Optimization
#1
Posted 08 August 2011 - 02:54 AM
I spent a good half a day exploring and benchmarking various ways to make the functions for those interactions faster (they are called many millions of times per second). For example, I tried the fast inverse square root function that was used in Quake, and the fast sine/cosine functions the Nick shared with us here. I also tried several fast 3d distance equations of various crudeness.
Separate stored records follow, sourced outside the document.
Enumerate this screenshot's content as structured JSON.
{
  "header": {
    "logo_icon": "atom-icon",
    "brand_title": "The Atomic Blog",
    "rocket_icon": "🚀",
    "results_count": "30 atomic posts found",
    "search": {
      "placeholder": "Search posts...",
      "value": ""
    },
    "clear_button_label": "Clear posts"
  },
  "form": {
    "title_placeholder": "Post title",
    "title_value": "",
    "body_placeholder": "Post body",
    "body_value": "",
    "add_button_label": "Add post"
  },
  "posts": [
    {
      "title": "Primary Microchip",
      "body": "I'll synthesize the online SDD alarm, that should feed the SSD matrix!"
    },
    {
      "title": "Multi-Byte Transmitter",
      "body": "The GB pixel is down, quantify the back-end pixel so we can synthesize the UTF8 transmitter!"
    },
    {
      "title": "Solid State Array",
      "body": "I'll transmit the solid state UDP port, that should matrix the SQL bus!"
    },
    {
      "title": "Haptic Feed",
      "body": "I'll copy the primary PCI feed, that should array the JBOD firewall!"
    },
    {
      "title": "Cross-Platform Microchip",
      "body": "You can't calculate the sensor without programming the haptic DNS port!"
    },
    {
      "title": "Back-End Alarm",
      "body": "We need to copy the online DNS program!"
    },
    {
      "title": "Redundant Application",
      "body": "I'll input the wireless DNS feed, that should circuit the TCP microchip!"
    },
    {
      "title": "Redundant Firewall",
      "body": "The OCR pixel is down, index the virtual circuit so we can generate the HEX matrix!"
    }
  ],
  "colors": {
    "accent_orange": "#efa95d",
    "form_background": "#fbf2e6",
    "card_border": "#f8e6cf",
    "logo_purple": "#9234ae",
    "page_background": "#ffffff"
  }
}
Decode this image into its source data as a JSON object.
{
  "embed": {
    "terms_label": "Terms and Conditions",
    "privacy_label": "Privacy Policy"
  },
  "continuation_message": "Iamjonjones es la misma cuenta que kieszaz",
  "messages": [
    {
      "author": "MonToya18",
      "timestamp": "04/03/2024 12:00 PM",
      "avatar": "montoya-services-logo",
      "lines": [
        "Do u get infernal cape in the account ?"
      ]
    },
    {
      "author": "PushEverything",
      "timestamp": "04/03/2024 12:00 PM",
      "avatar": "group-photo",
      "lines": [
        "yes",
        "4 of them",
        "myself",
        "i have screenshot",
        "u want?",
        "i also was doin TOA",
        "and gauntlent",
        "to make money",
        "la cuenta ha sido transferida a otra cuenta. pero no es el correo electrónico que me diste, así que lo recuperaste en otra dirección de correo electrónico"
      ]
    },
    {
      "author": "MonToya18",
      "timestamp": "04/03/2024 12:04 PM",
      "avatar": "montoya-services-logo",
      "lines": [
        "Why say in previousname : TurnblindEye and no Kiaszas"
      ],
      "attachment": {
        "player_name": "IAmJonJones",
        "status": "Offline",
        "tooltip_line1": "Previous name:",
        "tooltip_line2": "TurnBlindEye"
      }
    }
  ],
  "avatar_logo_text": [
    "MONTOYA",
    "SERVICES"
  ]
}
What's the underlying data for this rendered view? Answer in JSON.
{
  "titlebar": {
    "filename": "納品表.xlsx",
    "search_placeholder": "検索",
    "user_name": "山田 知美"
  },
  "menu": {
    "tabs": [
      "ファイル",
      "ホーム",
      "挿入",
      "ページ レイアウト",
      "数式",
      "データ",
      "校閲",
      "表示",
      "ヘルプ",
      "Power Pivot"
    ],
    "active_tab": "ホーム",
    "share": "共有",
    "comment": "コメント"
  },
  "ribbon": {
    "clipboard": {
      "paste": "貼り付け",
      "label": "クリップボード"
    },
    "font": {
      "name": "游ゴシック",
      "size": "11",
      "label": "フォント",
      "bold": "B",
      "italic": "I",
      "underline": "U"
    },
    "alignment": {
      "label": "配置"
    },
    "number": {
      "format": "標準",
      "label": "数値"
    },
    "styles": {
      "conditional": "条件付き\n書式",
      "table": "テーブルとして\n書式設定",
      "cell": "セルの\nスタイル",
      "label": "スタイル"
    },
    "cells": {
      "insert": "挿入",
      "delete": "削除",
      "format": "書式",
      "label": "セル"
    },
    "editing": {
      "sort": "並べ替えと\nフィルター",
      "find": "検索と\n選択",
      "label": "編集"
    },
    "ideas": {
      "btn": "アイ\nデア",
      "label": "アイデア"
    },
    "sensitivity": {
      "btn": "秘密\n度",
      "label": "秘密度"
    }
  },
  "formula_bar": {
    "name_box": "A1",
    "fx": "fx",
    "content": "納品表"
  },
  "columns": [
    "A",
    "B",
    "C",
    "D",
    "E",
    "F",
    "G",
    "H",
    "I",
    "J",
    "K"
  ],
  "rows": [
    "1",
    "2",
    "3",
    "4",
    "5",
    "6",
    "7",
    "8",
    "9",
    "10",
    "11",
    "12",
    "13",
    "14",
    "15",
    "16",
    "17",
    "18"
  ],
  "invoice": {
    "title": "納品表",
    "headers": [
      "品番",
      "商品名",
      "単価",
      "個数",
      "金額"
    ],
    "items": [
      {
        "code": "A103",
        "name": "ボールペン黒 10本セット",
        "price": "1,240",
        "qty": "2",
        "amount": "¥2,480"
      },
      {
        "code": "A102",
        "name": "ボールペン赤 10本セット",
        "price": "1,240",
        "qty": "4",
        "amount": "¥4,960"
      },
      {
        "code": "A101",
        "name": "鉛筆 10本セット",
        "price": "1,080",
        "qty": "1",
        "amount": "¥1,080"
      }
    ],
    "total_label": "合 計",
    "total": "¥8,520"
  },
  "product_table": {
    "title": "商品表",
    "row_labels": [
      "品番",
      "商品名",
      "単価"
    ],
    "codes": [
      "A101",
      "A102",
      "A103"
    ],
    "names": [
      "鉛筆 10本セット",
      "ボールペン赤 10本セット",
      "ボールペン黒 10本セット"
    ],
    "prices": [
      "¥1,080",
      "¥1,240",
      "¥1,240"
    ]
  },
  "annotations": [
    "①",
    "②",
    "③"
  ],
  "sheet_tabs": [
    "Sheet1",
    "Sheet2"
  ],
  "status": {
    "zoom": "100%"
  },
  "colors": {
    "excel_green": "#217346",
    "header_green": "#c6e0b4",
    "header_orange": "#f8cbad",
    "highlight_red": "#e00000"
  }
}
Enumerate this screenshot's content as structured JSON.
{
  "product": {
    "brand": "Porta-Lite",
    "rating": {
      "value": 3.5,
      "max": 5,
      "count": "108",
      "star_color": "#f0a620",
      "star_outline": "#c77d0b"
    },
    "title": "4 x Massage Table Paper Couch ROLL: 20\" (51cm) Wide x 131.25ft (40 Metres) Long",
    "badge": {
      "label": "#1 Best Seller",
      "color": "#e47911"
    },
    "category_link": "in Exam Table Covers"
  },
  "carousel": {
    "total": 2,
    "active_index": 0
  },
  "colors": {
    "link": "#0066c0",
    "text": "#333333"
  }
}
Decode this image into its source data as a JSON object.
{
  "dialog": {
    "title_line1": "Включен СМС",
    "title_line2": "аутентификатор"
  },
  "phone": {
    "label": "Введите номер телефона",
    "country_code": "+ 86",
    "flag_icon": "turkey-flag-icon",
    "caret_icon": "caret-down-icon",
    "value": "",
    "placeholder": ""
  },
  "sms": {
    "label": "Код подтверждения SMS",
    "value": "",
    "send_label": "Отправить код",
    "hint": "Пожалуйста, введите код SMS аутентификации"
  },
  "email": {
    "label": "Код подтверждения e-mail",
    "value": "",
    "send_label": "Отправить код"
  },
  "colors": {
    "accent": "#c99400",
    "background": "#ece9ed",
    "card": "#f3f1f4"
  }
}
Each fast math function was tested in isolation or near isolation and called 10 million times and compared. The results surprised me. A few of the functions were slightly faster that their "slow" counterparts, and quite a few of the "fast" functions were slower. Supposing I haven't made some stupid systematic mistake in my benchmarks, it seems that the GCC compiler produces really fast code on its own. I'm wondering if you have had similar experiences. Has anyone else actually benchmarked Nick's fast sine and cosine code?
#2
Posted 08 August 2011 - 04:17 AM
reedbeta delete my post.
#3
Posted 08 August 2011 - 05:20 AM
#4
Posted 08 August 2011 - 09:01 AM
tobeythorn said:
Quote
Have you considered SIMD code (SSE/AVX)? Future x86 CPUs will feature AVX2 with gather and FMA support.
#5
Posted 08 August 2011 - 09:03 AM
tobeythorn said:
#6
Posted 08 August 2011 - 12:12 PM
It sounds to me that you are struggling because of bad big-O and focusing on faster sqrt/sin/cos implementations potentially result only in quite modest improvements. You should try to figure out how you could improve the algorithm in the high-level instead. For example do you have to consider all objects for each object, or is it enough to use only the closest objects? You mentioned space partitioning for dynamic objects, so could you put the objects into a grid for example for faster queries & updates? Furthermore, since we are talking about a simulation, could you exploit frame-to-frame coherency somehow?
Cheers, Jarkko
#7
Posted 08 August 2011 - 03:41 PM
@Nick,
How much faster did you find your sine and cose to be? I'll give your functions another look.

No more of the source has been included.